MAHKEMESİ :Tüketici Mahkemesi
Taraflar arasındaki ayıplı mal davasının yapılan yargılaması sonunda ilamda yazılı nedenlerden dolayı davanın kabulüne yönelik olarak verilen hükmün süresi içinde davalılar avukatınca temyiz edilmesi üzerine dosya incelendi gereği konuşulup düşünüldü. KARAR
Davacı, 02.01.2013 tarihinde dava konusu otomobili satın almış olduğunu, kısa süre sonra aracın şanzıman ve motorundan anormal sesler gelmeye başladığını, onarım ameliyesine rağmen sağlıklı bir netice alınamadığını, aracın ayıplı olduğunu ileri sürerek, misli ile değişim veya ayıplı aracın davalılara iadesi ile bu araç için ödenmiş olan bedelin faizi ile birlikte tahsiline karar verilmesini dilemiştir. Davalılar, davanın reddi gerektiğini savunmuşlardır. Mahkemece, davanın kabulü ile; dava konusu aracın davacı tarafından davalılara iadesine, aynı donanıma sahip mislinin davalılar tarafından müştereken ve müteselsilen sorumlu olmak üzere davacıya verilmesine, bu mümkün olmadığı takdirde bedeli olan 93.374,54 TL"nin aracın teslim tarihinden itibaren yasal faizi ile birlikte davalı ...Aş"den alınarak davacıya verilmesine karar verilmiş; hüküm, davalılar vekilince temyiz edilmiştir. 1-6100 sayılı Hukuk Muhakemeleri Kanunu"nun 297. maddesinde hüküm fıkrasında nelerin yer alacağı açıklanmış; 297. maddenin 2. fıkrası ile "Hükmün sonuç kısmında gerekçeye ait herhangi bir söz tekrar edilmeksizin, taleplerden her biri hakkında verilen hükümle, taraflara yüklenen borç ve tanınan hakların, sıra numarası altında; açık, şüphe ve tereddüt uyandırmayacak şekilde gösterilmesi gereklidir" hükmü getirilmiştir. Somut uyuşmazlıkta, mahkemece hüküm fıkrasında davanın kabulüne karar verildiği ifade edilmiş ardından misli ile değişim ve bunun olmaması halinde ise bedel iadesini de içeren sözleşmeden dönme yönünde karar verilmiştir.
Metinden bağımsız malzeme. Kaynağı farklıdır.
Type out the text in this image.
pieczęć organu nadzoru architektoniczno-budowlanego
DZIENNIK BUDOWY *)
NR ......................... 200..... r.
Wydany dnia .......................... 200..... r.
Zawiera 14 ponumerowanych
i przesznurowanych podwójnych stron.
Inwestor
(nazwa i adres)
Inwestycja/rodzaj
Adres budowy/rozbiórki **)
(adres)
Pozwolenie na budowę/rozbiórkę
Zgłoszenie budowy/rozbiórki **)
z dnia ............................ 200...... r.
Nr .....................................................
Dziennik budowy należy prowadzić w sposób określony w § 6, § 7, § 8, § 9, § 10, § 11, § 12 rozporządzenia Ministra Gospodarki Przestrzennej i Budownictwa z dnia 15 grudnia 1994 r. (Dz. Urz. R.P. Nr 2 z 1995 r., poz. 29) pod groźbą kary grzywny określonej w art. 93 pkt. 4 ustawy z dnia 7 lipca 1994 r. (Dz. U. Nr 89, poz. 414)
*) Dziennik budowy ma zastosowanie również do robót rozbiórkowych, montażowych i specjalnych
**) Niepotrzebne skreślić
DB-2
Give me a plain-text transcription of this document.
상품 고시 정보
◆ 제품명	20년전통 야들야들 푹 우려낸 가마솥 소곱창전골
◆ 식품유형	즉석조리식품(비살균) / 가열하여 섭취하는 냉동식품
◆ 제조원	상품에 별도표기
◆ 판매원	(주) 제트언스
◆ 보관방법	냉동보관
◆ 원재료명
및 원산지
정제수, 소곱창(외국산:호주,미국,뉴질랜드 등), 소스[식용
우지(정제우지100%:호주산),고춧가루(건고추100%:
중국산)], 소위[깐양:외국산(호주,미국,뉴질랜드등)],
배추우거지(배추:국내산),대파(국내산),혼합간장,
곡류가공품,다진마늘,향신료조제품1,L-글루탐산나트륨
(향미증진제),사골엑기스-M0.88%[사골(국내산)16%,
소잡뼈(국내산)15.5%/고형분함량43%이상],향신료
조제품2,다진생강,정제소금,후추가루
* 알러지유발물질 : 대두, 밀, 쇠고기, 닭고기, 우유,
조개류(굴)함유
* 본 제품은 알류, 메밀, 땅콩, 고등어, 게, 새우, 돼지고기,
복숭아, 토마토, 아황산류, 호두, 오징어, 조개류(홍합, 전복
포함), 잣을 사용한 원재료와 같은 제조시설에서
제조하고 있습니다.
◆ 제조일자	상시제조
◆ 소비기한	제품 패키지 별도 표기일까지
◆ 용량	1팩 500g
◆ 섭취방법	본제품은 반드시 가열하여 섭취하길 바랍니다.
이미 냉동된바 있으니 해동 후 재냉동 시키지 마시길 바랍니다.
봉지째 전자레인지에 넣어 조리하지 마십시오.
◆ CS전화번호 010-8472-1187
Hukuk usulü yasası 111/1. maddesi ile terditli dava açılması yönünde bir düzenleme yapılmış ise de, aynı hüküm 2. fıkrası ve yukarıda yazılı 297/2. maddeleri ile yasa koyucu tarafından terditli bir şekilde hüküm kurulmasına cevaz verilmemiştir. Mahkemenin ulaşmak istediği sonuca infaz aşamasında İİK 24. maddesi uygulaması ile ulaşılabilecek olup; karar bu hali ile infaz kabiliyeti taşımamaktadır. Mahkemece, bu şekilde terditli şekilde hüküm tesisi usul ve yasaya aykırı olup, bozmayı gerektirir. 2-Bozma nedenine göre, davalılar vekilinin temyiz itirazlarının incelenmesine şimdilik gerek görülmemiştir. SONUÇ: Yukarıda 1. bentte açıklanan nedenle hükmün BOZULMASINA, 2. bent gereğince davalıların temyiz itirazlarının incelenmesine şimdilik yer olmadığına, peşin alınan harcın istek halinde iadesine, HUMK’nun 440/I maddesi uyarınca tebliğden itibaren 15 gün içerisinde karar düzeltme yolu açık olmak üzere, 04/12/2018 gününde oybirliğiyle karar verildi.